After college, he worked as a railroad express agent and telegraph operator in Gillespie, Illinois. When the war broke out, he enlisted as a private with Co. I, 122 Illinois Infantry. He served in the Western Army beginning in Columbus, Kentucky and was later a clerk in the office of Gen. Grenville M. Dodge at Corinth, Mississippi.
In April 1863, Gen. Dodge was given the order to organize the 1st Alabama Union Cavalry, made up of refugees from the mountains of northern Alabama. Edwards was appointed 1st Lieutenant and adjutant, and later appointed captain of the L troop of this group. He served with this unit at Rome and Marietta, Georgia and marched on Savannah. At Savannah he was detached from the unit and was made the assistant adjutant general of the 4th Division, 15th Army Corps and served in this position until the end of the war. On March 13, 1865 he was made major for his gallant service.

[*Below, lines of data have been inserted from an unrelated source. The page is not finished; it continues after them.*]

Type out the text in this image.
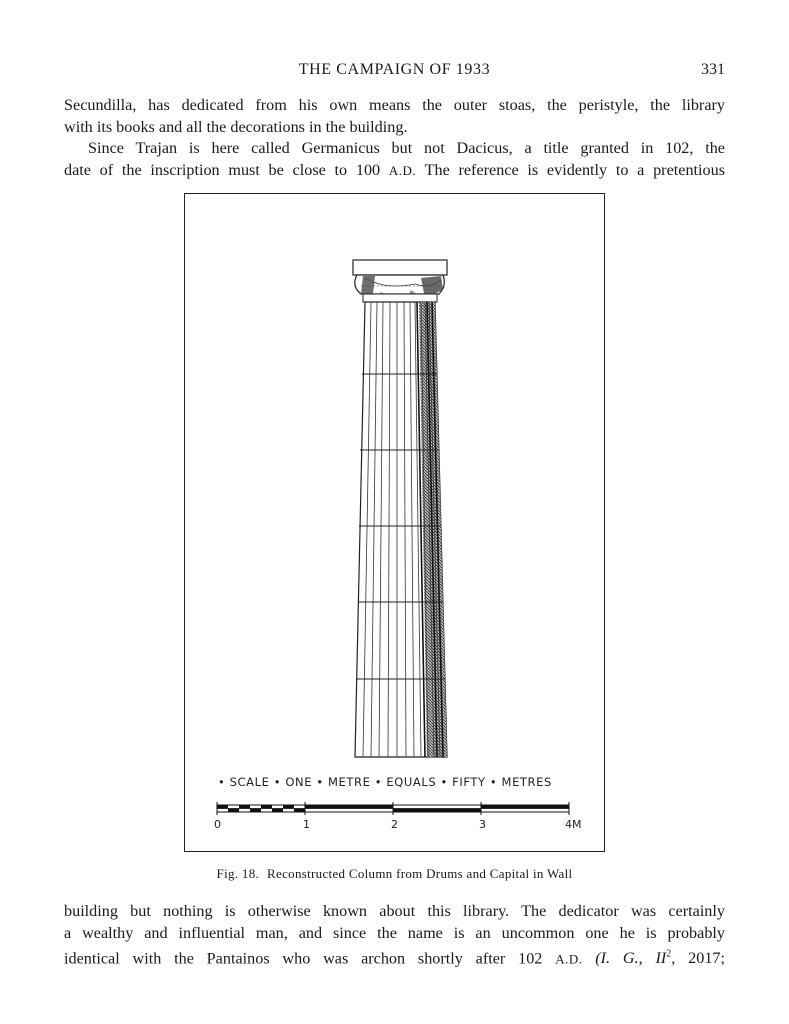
THE CAMPAIGN OF 1933	331
Secundilla, has dedicated from his own means the outer stoas, the peristyle, the library
with its books and all the decorations in the building.
Since Trajan is here called Germanicus but not Dacicus, a title granted in 102, the
date of the inscription must be close to 100 A.D. The reference is evidently to a pretentious
• SCALE • ONE • METRE • EQUALS • FIFTY • METRES
0	1	2	3	4M
Fig. 18. Reconstructed Column from Drums and Capital in Wall
building but nothing is otherwise known about this library. The dedicator was certainly
a wealthy and influential man, and since the name is an uncommon one he is probably
identical with the Pantainos who was archon shortly after 102 A.D. (I. G., $II^2$, 2017;
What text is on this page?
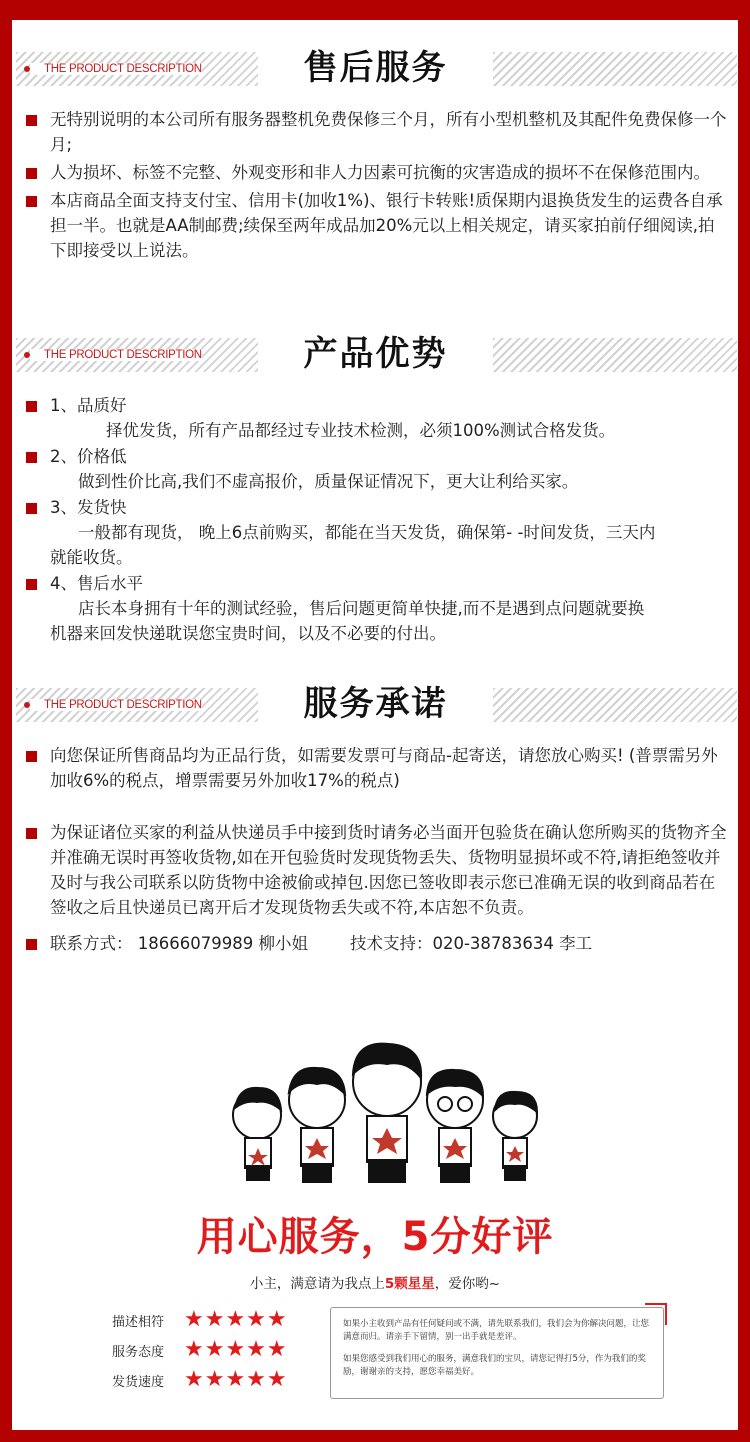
THE PRODUCT DESCRIPTION	售后服务
无特别说明的本公司所有服务器整机免费保修三个月，所有小型机整机及其配件免费保修一个月;
人为损坏、标签不完整、外观变形和非人力因素可抗衡的灾害造成的损坏不在保修范围内。
本店商品全面支持支付宝、信用卡(加收1%)、银行卡转账!质保期内退换货发生的运费各自承担一半。也就是AA制邮费;续保至两年成品加20%元以上相关规定，请买家拍前仔细阅读,拍下即接受以上说法。
THE PRODUCT DESCRIPTION	产品优势
1、品质好
择优发货，所有产品都经过专业技术检测，必须100%测试合格发货。
2、价格低
做到性价比高,我们不虚高报价，质量保证情况下，更大让利给买家。
3、发货快
一般都有现货， 晚上6点前购买，都能在当天发货，确保第- -时间发货，三天内
就能收货。
4、售后水平
店长本身拥有十年的测试经验，售后问题更简单快捷,而不是遇到点问题就要换
机器来回发快递耽误您宝贵时间，以及不必要的付出。
THE PRODUCT DESCRIPTION	服务承诺
向您保证所售商品均为正品行货，如需要发票可与商品-起寄送，请您放心购买! (普票需另外加收6%的税点，增票需要另外加收17%的税点)
为保证诸位买家的利益从快递员手中接到货时请务必当面开包验货在确认您所购买的货物齐全并准确无误时再签收货物,如在开包验货时发现货物丢失、货物明显损坏或不符,请拒绝签收并及时与我公司联系以防货物中途被偷或掉包.因您已签收即表示您已准确无误的收到商品若在签收之后且快递员已离开后才发现货物丢失或不符,本店恕不负责。
联系方式： 18666079989 柳小姐	技术支持：020-38783634 李工
用心服务，5分好评
小主，满意请为我点上5颗星星，爱你哟~
描述相符 ★★★★★
服务态度 ★★★★★
发货速度 ★★★★★

如果小主收到产品有任何疑问或不满，请先联系我们，我们会为你解决问题，让您满意而归。请亲手下留情，别一出手就是差评。

如果您感受到我们用心的服务，满意我们的宝贝，请您记得打5分，作为我们的奖励，谢谢亲的支持，愿您幸福美好。
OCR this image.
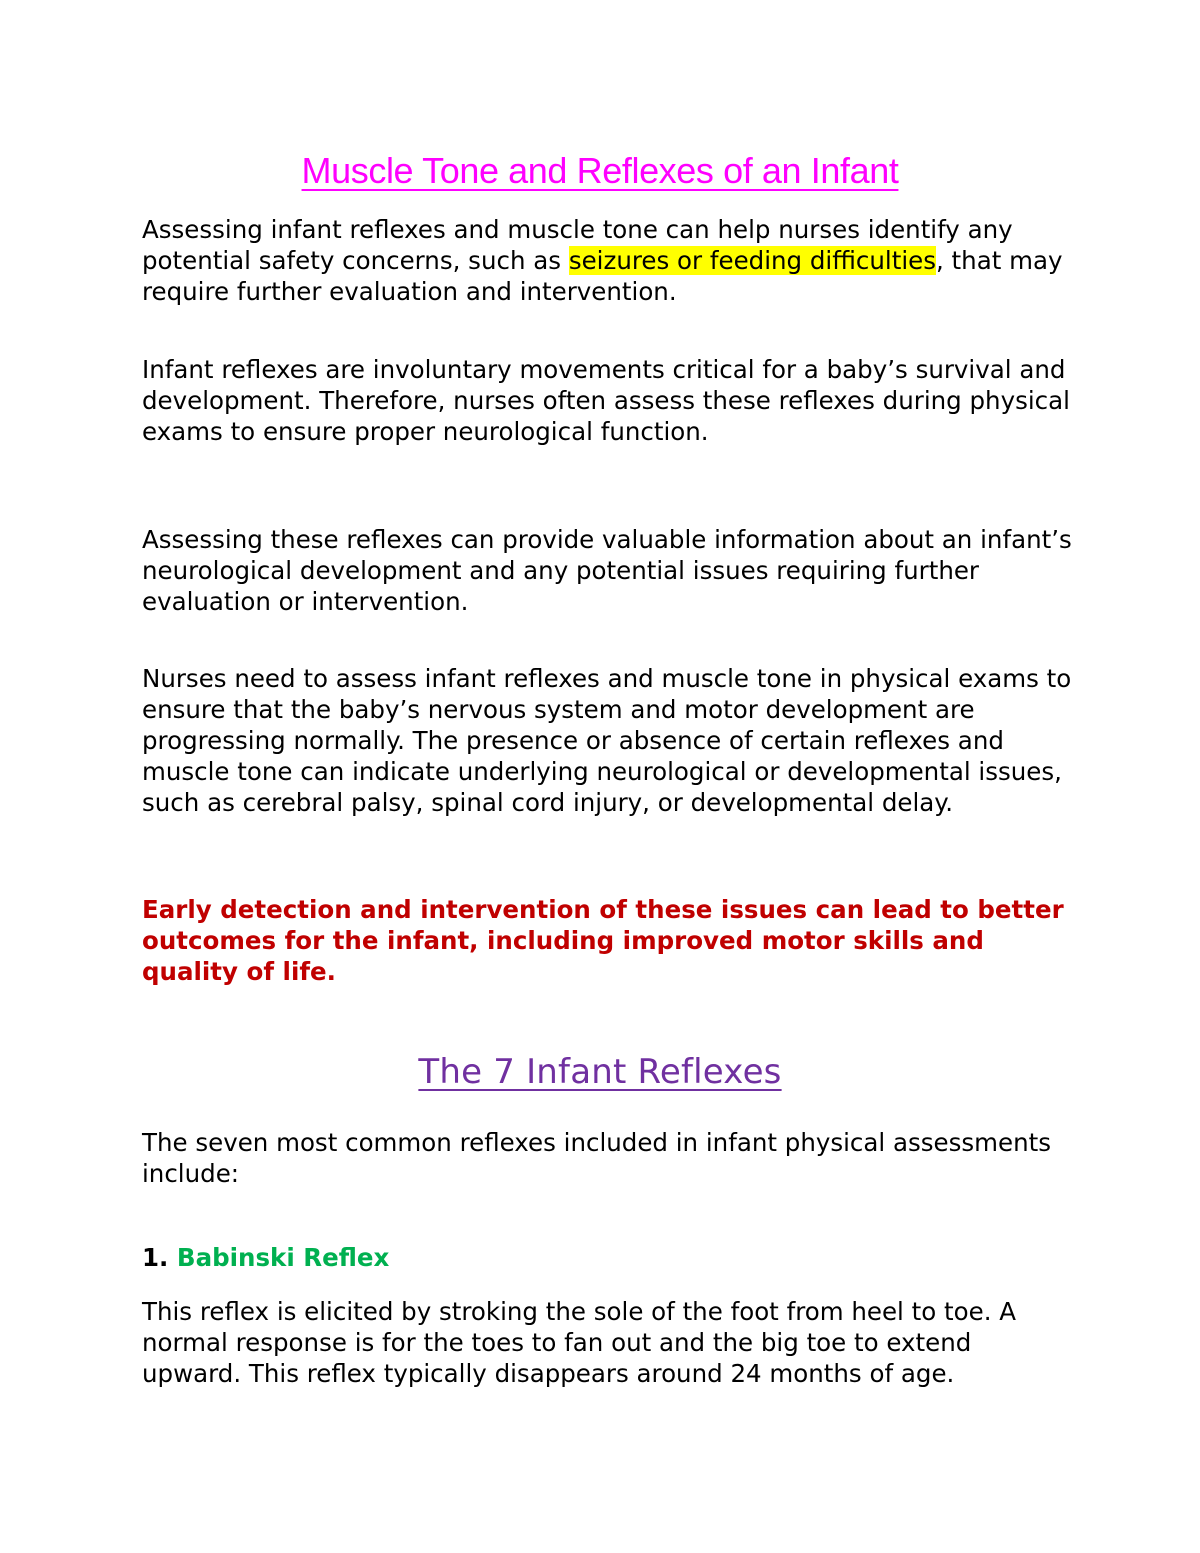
Muscle Tone and Reflexes of an Infant

Assessing infant reflexes and muscle tone can help nurses identify any potential safety concerns, such as seizures or feeding difficulties, that may require further evaluation and intervention.

Infant reflexes are involuntary movements critical for a baby’s survival and development. Therefore, nurses often assess these reflexes during physical exams to ensure proper neurological function.

Assessing these reflexes can provide valuable information about an infant’s neurological development and any potential issues requiring further evaluation or intervention.

Nurses need to assess infant reflexes and muscle tone in physical exams to ensure that the baby’s nervous system and motor development are progressing normally. The presence or absence of certain reflexes and muscle tone can indicate underlying neurological or developmental issues, such as cerebral palsy, spinal cord injury, or developmental delay.

Early detection and intervention of these issues can lead to better outcomes for the infant, including improved motor skills and quality of life.

The 7 Infant Reflexes

The seven most common reflexes included in infant physical assessments include:

1. Babinski Reflex

This reflex is elicited by stroking the sole of the foot from heel to toe. A normal response is for the toes to fan out and the big toe to extend upward. This reflex typically disappears around 24 months of age.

After the war, he settled at Bunker Hill, Illinois where he operated the Union Gazette newspaper. At Bunker Hill he was inducted into the Grand Army of the Republic. In 1870 he married Elizabeth Robertson and they had seven children. From 1871 to 1872 he served as warden of the Illinois Penitentiary at Joliet. He spent some time in Chicago after the Great Fire, and moved to the Black Hills of South Dakota in 1876.
In 1878 he came to Fargo and was editor of the Republican newspaper. He started the Daily Argus in 1879. He was elected mayor of Fargo on April 8, 1887. Under a new incorporation plan the mayor presided over council meetings, instead of council president. Mayor Edwards was the first to preside in this new, more powerful position. He served as mayor until 1888.
He lost the Daily Argus In 1890, and started a new paper, the Daily Forum. He then purchased the Republican and consolidated the two newspapers. He served in the ND State Legislature from 1895-1896. In 1902, he was made American consul-general at Montreal, a position he held until 1906 when his health began to fail. He returned to Fargo, and died on February 14, 1908.